Nicotinamide inhibits corneal endothelial mesenchymal transition and accelerates wound healing

Abstract

Corneal endothelial cells (CECs) maintain the clarity of the cornea through the barrier and pump function. Ex vivo culture or injury may cause corneal endothelial-mesenchymal transition (EnMT) and lead to loss of function. In this study, we explored the effects of nicotinamide (NIC) on the wound healing of rabbit corneal endothelium and the proliferation, migration, and EnMT of cultured human CEC lines. The animal results showed that corneal clarity was rapidly recovered within seven days through topical application of NIC in the rabbits with mechanical injury of the corneal endothelium, while the control corneas remained edematous and cloudy. Whole-mounted corneal staining found the expressions of Na+/K+-ATPase, aquaporin-1, and zonula occludens-1 were mainly localized to the boundaries of regenerated endothelium in NIC-treated eyes, in contrast to the scattered staining in vehicle-treated eyes.

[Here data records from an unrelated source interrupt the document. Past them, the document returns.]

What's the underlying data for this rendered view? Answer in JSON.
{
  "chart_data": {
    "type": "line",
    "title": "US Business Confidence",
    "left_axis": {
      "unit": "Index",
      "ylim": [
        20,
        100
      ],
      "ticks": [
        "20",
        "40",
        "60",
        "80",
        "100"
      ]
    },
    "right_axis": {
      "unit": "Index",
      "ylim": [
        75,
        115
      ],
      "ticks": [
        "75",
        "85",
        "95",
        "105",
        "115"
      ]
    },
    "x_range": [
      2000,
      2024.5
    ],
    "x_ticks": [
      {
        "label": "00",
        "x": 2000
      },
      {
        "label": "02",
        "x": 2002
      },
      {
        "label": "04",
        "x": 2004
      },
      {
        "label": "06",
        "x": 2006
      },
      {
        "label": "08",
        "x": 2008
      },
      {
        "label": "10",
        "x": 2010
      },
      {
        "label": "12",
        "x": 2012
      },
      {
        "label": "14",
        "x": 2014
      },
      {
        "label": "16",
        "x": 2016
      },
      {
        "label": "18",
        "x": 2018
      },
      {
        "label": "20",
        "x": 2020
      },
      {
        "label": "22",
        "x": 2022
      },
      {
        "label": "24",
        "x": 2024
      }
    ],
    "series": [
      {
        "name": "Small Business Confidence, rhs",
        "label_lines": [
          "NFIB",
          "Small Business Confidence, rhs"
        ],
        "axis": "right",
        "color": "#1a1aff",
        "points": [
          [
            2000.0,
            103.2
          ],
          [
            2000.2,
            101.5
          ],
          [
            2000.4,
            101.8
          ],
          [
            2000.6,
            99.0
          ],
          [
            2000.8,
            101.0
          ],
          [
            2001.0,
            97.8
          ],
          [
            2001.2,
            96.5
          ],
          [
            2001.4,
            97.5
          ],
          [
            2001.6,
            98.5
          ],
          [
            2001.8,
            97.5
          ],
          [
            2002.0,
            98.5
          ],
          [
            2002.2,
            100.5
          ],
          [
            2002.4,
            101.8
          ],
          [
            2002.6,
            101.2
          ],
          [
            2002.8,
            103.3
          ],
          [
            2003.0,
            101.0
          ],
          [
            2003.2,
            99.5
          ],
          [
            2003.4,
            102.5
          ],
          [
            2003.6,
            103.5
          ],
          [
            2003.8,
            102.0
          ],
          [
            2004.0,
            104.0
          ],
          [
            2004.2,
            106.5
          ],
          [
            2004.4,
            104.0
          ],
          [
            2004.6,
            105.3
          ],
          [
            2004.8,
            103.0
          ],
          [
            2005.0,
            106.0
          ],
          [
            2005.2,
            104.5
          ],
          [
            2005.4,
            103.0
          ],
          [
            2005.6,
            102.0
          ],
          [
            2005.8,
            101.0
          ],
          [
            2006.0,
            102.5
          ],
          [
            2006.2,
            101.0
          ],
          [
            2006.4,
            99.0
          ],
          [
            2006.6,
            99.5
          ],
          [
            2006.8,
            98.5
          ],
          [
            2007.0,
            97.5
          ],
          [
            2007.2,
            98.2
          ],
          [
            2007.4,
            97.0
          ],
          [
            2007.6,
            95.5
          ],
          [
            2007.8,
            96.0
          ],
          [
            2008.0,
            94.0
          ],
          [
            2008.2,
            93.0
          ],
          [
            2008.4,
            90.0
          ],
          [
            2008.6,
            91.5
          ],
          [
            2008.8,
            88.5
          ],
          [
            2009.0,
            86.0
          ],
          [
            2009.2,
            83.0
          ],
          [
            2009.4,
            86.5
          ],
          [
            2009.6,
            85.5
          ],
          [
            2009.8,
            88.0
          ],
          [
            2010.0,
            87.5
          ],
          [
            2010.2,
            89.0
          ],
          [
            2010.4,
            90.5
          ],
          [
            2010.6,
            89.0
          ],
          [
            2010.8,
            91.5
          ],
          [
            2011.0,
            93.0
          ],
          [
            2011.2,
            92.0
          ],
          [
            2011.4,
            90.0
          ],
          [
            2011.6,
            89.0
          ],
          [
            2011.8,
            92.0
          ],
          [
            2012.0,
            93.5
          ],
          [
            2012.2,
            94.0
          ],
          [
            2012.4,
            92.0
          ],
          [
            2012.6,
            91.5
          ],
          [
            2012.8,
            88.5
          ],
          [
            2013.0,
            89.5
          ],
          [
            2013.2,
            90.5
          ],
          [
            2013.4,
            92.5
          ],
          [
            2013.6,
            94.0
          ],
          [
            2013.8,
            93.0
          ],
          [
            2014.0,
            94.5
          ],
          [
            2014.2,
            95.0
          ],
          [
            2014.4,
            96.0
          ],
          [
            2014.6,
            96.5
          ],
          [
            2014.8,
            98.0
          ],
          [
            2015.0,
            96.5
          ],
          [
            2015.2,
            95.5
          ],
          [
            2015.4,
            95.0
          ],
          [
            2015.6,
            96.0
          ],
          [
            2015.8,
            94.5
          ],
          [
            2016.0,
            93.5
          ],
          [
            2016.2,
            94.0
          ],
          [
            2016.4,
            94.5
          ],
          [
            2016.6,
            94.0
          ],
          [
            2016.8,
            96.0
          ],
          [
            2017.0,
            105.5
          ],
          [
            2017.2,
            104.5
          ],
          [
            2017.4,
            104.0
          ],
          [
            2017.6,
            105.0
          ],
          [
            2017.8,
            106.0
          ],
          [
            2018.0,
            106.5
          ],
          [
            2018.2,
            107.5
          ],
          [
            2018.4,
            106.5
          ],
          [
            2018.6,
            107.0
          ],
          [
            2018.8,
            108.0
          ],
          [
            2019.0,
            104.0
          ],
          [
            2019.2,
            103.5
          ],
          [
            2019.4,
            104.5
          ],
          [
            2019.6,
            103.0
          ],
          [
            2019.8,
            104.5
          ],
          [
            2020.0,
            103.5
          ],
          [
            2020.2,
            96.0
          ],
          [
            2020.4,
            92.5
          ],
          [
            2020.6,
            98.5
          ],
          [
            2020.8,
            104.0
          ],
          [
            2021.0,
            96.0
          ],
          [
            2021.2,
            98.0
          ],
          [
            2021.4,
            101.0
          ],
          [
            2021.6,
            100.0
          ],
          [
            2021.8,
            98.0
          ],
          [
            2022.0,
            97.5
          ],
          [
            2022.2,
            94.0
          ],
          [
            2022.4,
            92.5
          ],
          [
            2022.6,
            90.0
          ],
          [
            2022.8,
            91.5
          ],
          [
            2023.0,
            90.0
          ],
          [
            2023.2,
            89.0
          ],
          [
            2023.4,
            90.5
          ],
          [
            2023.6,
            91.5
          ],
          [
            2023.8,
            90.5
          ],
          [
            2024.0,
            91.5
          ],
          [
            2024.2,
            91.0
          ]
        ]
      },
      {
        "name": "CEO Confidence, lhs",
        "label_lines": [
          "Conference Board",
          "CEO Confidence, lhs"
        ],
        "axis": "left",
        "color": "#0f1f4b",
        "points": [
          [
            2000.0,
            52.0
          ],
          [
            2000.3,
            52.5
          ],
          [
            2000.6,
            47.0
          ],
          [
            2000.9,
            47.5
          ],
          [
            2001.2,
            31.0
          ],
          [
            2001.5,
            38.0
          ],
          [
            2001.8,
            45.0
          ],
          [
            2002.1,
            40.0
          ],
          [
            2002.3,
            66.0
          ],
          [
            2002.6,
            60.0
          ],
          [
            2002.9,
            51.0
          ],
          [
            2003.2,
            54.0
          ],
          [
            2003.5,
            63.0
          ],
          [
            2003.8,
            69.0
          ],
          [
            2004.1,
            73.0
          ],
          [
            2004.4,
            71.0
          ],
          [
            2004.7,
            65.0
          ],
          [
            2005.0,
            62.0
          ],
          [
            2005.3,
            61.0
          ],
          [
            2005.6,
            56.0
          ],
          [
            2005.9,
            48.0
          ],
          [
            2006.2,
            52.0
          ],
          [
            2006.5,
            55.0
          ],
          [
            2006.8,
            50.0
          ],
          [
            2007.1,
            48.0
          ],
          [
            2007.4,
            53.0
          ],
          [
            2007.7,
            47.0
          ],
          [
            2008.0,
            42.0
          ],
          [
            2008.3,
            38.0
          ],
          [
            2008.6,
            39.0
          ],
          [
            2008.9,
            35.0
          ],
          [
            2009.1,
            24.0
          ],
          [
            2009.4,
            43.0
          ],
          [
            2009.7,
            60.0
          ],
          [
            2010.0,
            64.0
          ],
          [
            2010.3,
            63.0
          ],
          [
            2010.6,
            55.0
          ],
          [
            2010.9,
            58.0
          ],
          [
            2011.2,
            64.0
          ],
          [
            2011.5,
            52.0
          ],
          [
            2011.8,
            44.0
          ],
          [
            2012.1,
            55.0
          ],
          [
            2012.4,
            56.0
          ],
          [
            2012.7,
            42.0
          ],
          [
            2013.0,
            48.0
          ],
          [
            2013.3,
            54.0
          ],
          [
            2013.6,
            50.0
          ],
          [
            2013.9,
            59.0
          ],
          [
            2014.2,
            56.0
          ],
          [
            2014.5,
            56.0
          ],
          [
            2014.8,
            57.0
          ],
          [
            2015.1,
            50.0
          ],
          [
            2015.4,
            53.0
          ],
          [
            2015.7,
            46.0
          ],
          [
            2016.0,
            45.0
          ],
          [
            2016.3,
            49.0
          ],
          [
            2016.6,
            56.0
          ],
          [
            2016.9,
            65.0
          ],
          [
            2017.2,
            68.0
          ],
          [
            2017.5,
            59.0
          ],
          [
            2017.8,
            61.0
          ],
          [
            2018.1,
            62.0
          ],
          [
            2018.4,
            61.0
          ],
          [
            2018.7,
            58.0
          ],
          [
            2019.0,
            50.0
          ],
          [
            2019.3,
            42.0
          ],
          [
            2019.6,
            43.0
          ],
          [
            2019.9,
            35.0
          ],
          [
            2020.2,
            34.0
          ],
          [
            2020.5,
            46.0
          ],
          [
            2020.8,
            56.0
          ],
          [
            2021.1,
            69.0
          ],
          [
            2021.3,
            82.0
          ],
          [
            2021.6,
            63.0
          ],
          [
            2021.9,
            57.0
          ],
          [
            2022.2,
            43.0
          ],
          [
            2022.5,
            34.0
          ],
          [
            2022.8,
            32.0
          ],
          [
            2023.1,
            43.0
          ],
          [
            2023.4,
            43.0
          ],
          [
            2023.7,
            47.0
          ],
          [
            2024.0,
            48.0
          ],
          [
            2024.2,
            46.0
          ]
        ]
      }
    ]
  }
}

Interestingly, we found that NIC application inhibited the expression of typical EnMT marker alpha-smooth muscle actin, which appeared in the rabbit corneal endothelial wound healing. In vitro, NIC promoted the proliferation, but not the migration, of cultured human CECs. Moreover, NIC effectively inhibited transforming growth factor beta-1-induced corneal EnMT and decreased the levels of EnMT regulators snail and slug. Therefore, our study indicates that NIC enhances corneal endothelial wound healing through the promotion of proliferation and the inhibition of EnMT, which may provide a potential pharmaceutical agent for treating corneal endothelial dysfunction.